Spain-headquartered fashion group Inditex, which owns clothing brands such as Zara, has committed to at least €10 million in funding to a number of WWF biodiversity and ecosystem restoration projects over the next three years.
Inditex will contribute €4.2 mln for 2022 and at least €3 mln in each of the two following years to nine global WWF-led projects, with funding coming from revenue from the company’s fee for paper bags in its retail outlets.
In addition, the apparel firm agreed to spend a year working with WWF to develop the foundations of a “transformational partnership” with a special focus on water stewardship and biodiversity conservation, for which a separate budget will be allocated once details are ready.
“Our sustainability strategy seeks to increase the positive impact of our work on people, communities, and natural resources. We are therefore delighted to partner with organisations like WWF who share our determination to help protect and restore ecosystems worldwide,” said Inditex CEO Oscar Garcia Maceiras in a press release.
Under the agreement, signed in Geneva on Tuesday, Inditex will support a wide selection of WWF projects across Europe, North Africa, Southeast Asia, and South America.
The European projects include biodiversity protection in Spain’s Castile-La Mancha, forest restoration work in Datca-Bozburun in Turkey and the Cratere degli Astroni nature reserve in Naples, Italy, as well as forest conservation efforts in the Greek bird of prey haven Dadia.
Projects in Morocco, Tunisia, and Algeria will focus on water basin restoration and protection, while a wetlands project in the Upper Mekong delta in Vietnam is also on the list, according to the announcement.
Finally, the Spanish apparel firm will co-fund conservation efforts in the Gran Chaco tropical forest and Pantanal wetlands, spanning Argentina, Brazil, Bolivia, and Paraguay.
“WWF is excited to partner with Inditex in our mission to reverse nature loss and achieve a nature- positive world by 2030. Nature underpins our economies, our societies, and our wellbeing.

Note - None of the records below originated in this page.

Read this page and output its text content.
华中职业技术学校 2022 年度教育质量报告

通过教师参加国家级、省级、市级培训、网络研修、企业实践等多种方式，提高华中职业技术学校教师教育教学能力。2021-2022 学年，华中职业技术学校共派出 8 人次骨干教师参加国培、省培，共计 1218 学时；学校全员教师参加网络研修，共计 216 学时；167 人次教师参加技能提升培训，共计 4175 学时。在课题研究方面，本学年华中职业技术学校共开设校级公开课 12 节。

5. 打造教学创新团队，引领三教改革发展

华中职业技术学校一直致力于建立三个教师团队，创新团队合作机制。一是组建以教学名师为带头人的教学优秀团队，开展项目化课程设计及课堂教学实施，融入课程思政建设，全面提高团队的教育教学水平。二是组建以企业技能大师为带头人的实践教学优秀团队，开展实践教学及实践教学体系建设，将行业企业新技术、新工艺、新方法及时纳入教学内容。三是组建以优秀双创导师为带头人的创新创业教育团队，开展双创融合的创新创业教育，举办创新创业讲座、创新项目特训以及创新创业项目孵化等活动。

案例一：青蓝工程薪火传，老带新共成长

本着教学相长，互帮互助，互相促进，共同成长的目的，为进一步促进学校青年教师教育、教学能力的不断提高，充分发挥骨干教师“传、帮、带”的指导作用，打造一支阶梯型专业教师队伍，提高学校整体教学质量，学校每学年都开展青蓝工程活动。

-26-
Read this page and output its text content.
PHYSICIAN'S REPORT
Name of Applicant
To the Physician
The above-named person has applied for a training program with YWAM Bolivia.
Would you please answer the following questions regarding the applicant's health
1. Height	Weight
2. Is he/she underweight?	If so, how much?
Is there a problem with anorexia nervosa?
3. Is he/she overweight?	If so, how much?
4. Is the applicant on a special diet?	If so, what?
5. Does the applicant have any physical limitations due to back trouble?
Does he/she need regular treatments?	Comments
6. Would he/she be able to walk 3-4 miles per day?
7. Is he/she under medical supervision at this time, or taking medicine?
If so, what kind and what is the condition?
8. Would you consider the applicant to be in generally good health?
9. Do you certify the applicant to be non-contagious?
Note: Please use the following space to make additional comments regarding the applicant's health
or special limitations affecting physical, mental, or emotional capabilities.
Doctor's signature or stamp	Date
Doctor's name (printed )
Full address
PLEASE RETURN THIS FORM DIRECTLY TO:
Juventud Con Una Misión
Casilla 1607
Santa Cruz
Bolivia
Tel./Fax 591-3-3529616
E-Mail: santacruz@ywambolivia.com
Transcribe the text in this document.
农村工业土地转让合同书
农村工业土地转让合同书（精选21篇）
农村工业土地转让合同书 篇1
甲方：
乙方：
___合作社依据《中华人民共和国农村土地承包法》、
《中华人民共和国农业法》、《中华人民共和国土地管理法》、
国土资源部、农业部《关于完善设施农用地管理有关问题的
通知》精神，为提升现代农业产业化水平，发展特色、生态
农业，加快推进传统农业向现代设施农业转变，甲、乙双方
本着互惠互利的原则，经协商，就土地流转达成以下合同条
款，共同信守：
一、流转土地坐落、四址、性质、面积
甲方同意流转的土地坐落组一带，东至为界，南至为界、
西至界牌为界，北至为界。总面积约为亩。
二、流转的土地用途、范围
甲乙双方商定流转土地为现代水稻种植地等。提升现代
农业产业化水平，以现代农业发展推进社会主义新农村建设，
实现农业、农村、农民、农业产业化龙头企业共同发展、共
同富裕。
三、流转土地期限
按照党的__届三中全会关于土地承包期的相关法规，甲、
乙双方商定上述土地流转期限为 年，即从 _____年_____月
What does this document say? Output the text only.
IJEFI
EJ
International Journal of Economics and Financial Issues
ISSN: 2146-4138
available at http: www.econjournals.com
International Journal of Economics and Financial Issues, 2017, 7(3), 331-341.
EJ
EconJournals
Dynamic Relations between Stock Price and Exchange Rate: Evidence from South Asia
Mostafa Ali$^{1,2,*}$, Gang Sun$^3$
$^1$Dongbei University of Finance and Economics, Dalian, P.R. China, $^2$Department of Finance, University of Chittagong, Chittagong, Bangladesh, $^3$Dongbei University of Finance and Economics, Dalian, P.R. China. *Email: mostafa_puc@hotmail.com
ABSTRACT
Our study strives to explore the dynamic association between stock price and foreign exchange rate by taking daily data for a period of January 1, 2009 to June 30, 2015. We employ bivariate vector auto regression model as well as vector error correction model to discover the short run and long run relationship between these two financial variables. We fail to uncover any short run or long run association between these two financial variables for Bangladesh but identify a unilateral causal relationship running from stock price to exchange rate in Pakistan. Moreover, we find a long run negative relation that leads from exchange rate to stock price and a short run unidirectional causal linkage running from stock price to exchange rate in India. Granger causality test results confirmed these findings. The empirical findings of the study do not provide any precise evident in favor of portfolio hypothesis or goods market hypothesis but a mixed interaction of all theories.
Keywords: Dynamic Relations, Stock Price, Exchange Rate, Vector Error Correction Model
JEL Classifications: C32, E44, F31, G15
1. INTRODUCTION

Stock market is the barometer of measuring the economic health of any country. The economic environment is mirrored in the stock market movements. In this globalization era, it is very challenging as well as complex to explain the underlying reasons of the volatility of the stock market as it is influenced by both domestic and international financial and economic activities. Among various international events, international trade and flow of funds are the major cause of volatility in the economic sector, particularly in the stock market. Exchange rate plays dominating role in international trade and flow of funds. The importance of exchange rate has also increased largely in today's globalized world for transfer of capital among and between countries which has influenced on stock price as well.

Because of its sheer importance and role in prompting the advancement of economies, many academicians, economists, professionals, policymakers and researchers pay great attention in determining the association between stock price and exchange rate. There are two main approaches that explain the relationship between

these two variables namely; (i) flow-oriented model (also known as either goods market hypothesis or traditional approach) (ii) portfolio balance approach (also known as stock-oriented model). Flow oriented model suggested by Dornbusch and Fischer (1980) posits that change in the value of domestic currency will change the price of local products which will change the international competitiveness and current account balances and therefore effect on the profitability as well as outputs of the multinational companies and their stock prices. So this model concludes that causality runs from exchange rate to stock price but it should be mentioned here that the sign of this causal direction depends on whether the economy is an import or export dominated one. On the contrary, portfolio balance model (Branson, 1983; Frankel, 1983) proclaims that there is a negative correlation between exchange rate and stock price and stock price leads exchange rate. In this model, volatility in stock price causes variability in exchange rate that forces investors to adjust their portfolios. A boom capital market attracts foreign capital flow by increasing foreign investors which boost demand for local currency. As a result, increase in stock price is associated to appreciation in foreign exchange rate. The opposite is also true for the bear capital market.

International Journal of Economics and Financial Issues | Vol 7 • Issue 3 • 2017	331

However, we are losing it at an alarming rate,” said WWF International’s director general, Marco Lambertini.
“Like many industries, the apparel and textile sector is highly dependent on nature and biodiversity. However, it also has a significant impact. We need urgent action to halt and reverse nature loss, including collective and strategic investments in restoring and protecting biodiversity.”
Inditex is the second clothing giant in as many weeks to announce funding for nature and biodiversity protection, after Kering earlier in the month initiated a fund with a €300 mln target size, partnering with beauty goods retailer L’Occitane Group to pledge the first €140 mln of that sum.